When We Lack Identity

Throughout the medical community’s history those used in experiments not only lost their autonomy but their identity as well. Many were not seen as people, and didn’t even have their name reported. This lack of identity was used to erase people’s ability to tell their stories and speak out at the pain they endured. Without an identity, these people could not be found, could not be traced, and at times could not say “no”. 

In Medical Apartheid Harriet Washington speaks on this lack of identity in several chapters, many spanning several decades. When speaking about James Marion Sims, Washington notes the name of two out of the eleven enslaved women Sims did his experiments on. Seventeen year old Anarcha and another woman by the name of Lucy. The other nine women are not named, even though the pain of what they experienced is (pg. 63-65). In another chapter Washington speaks about the 1960 bioterrorism inflected on the Carver Village, there she mentions this: “After the story broke in the 1890s, victims came forward, but news accounts tended not to name them. In 1959, for example, one unnamed black woman had fainted after a swarming ‘dark cloud of mosquitoes’ covered her thickly.” (pg. 361-362). The news not covering the names of those coming forward strips them once more of their identity, of them being able to say “this is me and this is what I went through.” It strips away a part of their humanity and their ability to be seen as human.

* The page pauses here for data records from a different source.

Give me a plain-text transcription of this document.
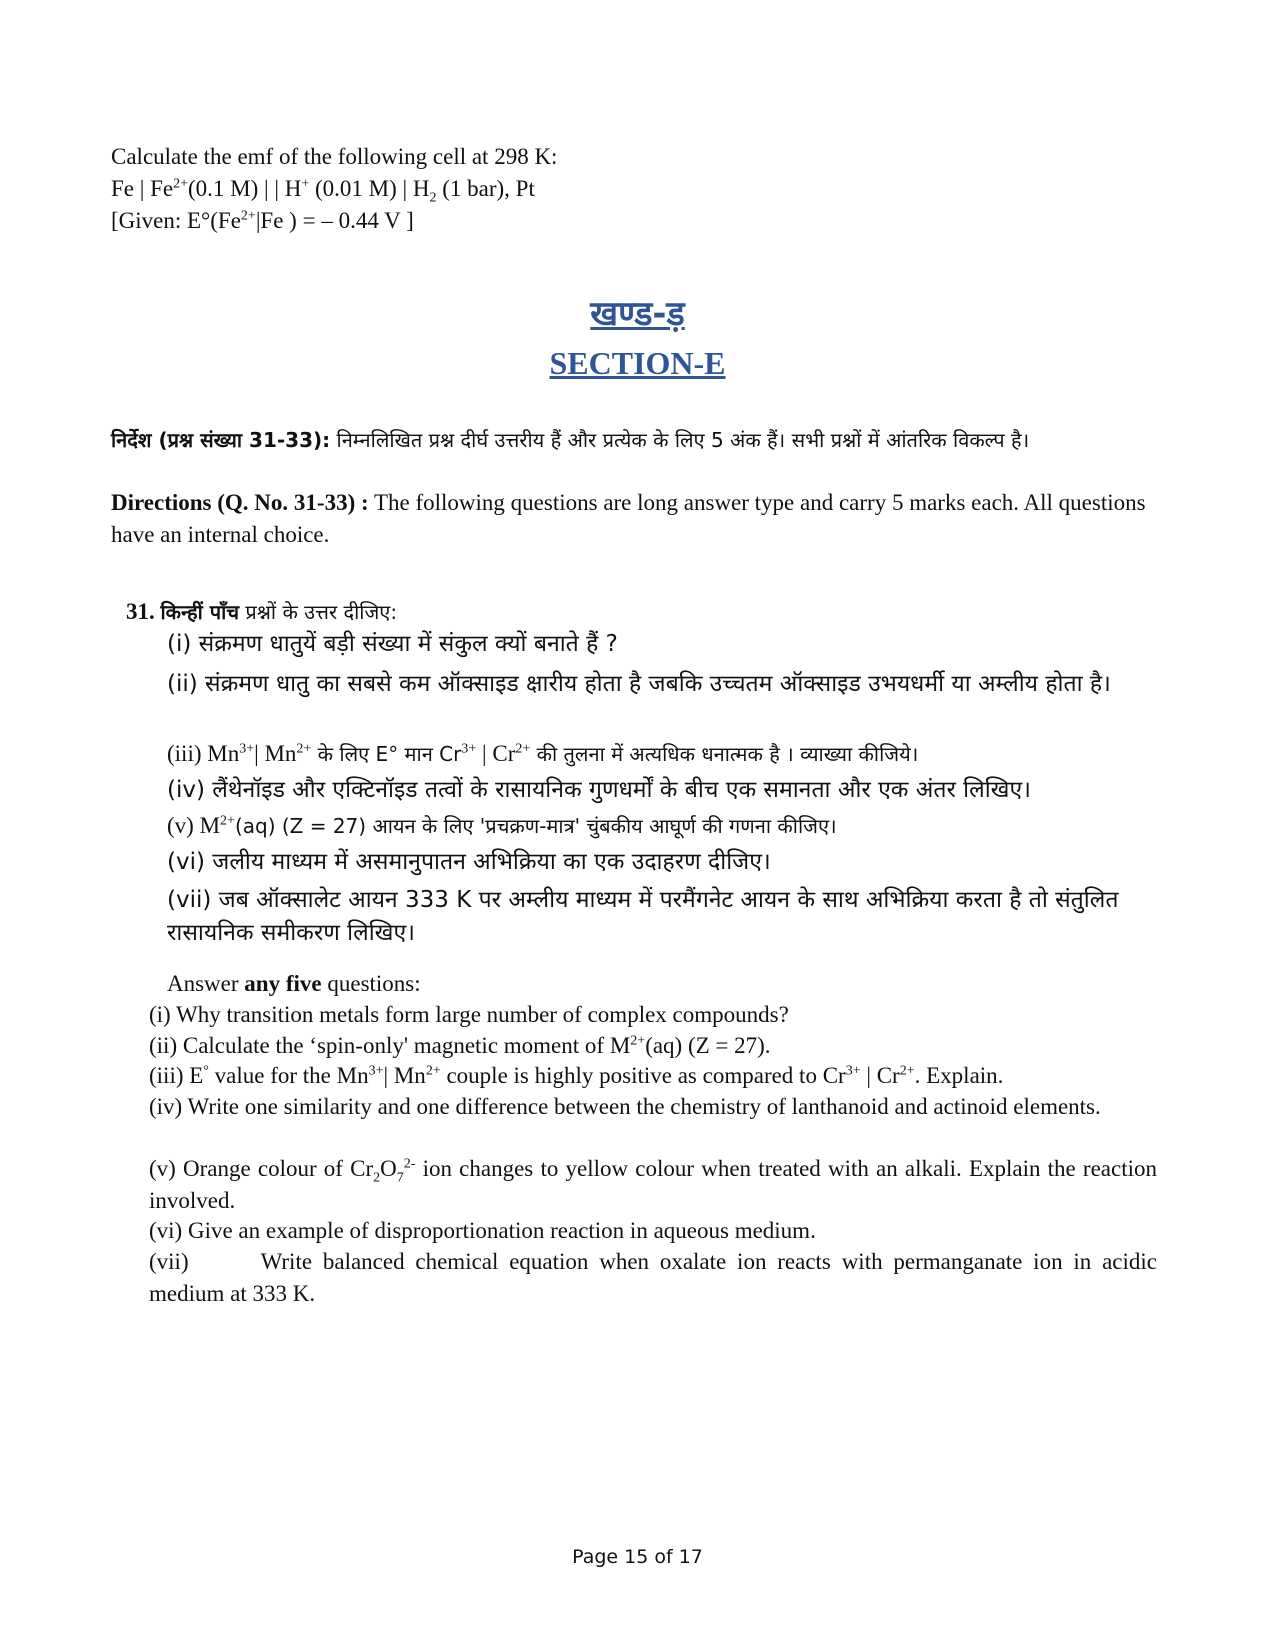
Calculate the emf of the following cell at 298 K:
Fe | $Fe^{2+}(0.1$ M) | | H+ (0.01 M) | $H_2$ (1 bar), Pt
[Given: $E^\circ(Fe^{2+}|Fe$ ) = – 0.44 V ]
खण्ड-ड़
SECTION-E
निर्देश (प्रश्न संख्या 31-33): निम्नलिखित प्रश्न दीर्घ उत्तरीय हैं और प्रत्येक के लिए 5 अंक हैं। सभी प्रश्नों में आंतरिक विकल्प है।
Directions (Q. No. 31-33) : The following questions are long answer type and carry 5 marks each. All questions have an internal choice.
31. किन्हीं पाँच प्रश्नों के उत्तर दीजिए:
(i) संक्रमण धातुयें बड़ी संख्या में संकुल क्यों बनाते हैं ?
(ii) संक्रमण धातु का सबसे कम ऑक्साइड क्षारीय होता है जबकि उच्चतम ऑक्साइड उभयधर्मी या अम्लीय होता है।
(iii) $Mn^{3+}|$ $Mn^{2+}$ के लिए E° मान $Cr^{3+}$ | $Cr^{2+}$ की तुलना में अत्यधिक धनात्मक है । व्याख्या कीजिये।
(iv) लैंथेनॉइड और एक्टिनॉइड तत्वों के रासायनिक गुणधर्मों के बीच एक समानता और एक अंतर लिखिए।
(v) $M^{2+}(aq) (Z = 27)$ आयन के लिए 'प्रचक्रण-मात्र' चुंबकीय आघूर्ण की गणना कीजिए।
(vi) जलीय माध्यम में असमानुपातन अभिक्रिया का एक उदाहरण दीजिए।
(vii) जब ऑक्सालेट आयन 333 K पर अम्लीय माध्यम में परमैंगनेट आयन के साथ अभिक्रिया करता है तो संतुलित रासायनिक समीकरण लिखिए।
Answer any five questions:
(i) Why transition metals form large number of complex compounds?
(ii) Calculate the ‘spin-only' magnetic moment of $M^{2+}(aq) (Z = 27)$.
(iii) E° value for the $Mn^{3+}|$ $Mn^{2+}$ couple is highly positive as compared to $Cr^{3+}$ | $Cr^{2+}$. Explain.
(iv) Write one similarity and one difference between the chemistry of lanthanoid and actinoid elements.
(v) Orange colour of $Cr_2O_7^{2-}$ ion changes to yellow colour when treated with an alkali. Explain the reaction involved.
(vi) Give an example of disproportionation reaction in aqueous medium.
(vii)	Write balanced chemical equation when oxalate ion reacts with permanganate ion in acidic medium at 333 K.
Page 15 of 17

Instead it kept them in the dark, unable to be seen by others. When speaking on the radiation experiments in 1944, Washington is quick to mention the code used for the unwilling and unknowing people involved. Instead of using the subject’s name they were designated as “HP” for “human product”, and then given a number to correspond to that. In the case of Ebb Cade, he became HP-12, a title that completely stripped him of his humanity (pg. 216-219). Cade in turn became a human product, one of many on a list of people who like him had become nameless, faceless, and a means to an end. A human product, yet the human part was ignored and the product emphasized. 

Many notable authors have made commentary on the loss of identity that leads to being dehumanized. Percival Everett makes note of this in his novel Zulus. Alice Achitophel, pregnant and held captive is visited by Body-woman Rima. Body-woman Rima, ignoring Alice Achitophel’s desire to leave, says “You are a vehicle and nothing more…” (pg 105) referring to Alice Achitophel only being a means to an end, in this case bringing forth new life. Alice Achitophel is not seen as a person to Body-woman Rima, and therefore she is only given the value that Body-woman Rima believes her to have. This reduction of value, to seeing Alice Achitophel as something less than human, mirrors the same way scientists and doctors striped their patients of value. Alice Achitophel is not given the proper identity and respect she as a person deserves, much like those who were forced into these situations. Later while running and hiding from these rebels, Alice Achitophel will take on the name of a dead baby. Alice Achitophel becomes Ester MacAree and loses her identity completely (pgs. 170-171). This allows her to blend back into society, but also keeps her from speaking about the truth of the rebel camps. That they saw her as just as much as an object as the state does. She lacks her true identity and with it the power of being able to speak on what happened to her. Alice Achitophel was an experiment to the rebels, as they waited to see if she would give birth to the baby they longed for. That was the only thing they cared about; not Alice, not her story, or her voice. Instead they ignored Alice Achitophel and her wishes, choosing to see her as a vehicle, a human product. 

Percival Everett was not the only author to notice this. Writing in memoriam of an enslaved man, Marilyn Nelson tells the story of Fortune, in her Manumission Requiem Fortune’s Bones. After death, Fortune’s body and bones were passed on from doctor to doctor, generation to generation of the Porter family. Nelson explains: “At some point-no one knows when- ‘Larry’ was written on the skull. Fortune’s name was forgotten for nearly a century.” (pg. 20).  The loss of identity that Fortune faces, in turn allows for what he went through to be obscured and forgotten. Identity is critical to being able to give these stories a voice, to put a person behind the pain, and acknowledge what they went through. Without that identity there is no way to give back and restore peace to the individuals who had to watch their own identity and rights be taken from them. How can we correct the injustices done to people like Fortune if we can’t even start with a name?

Recently on a blog post, I was speaking of a character and I chronically spelled her name wrong, erasing who she was and replacing her with someone else. I had taken her identity from her. Even off the page, we must ensure we continually work to protect other’s identity, make sure their voice remains attached to them, that way when they need to raise it and tell their story, they can. A lack of identity paves the way for a person to lose their rights, to be seen as a “human product” or a “vehicle”, a means to an end, no matter their wishes. Without us making sure this doesn’t happen, we leave the door open for history to repeat itself.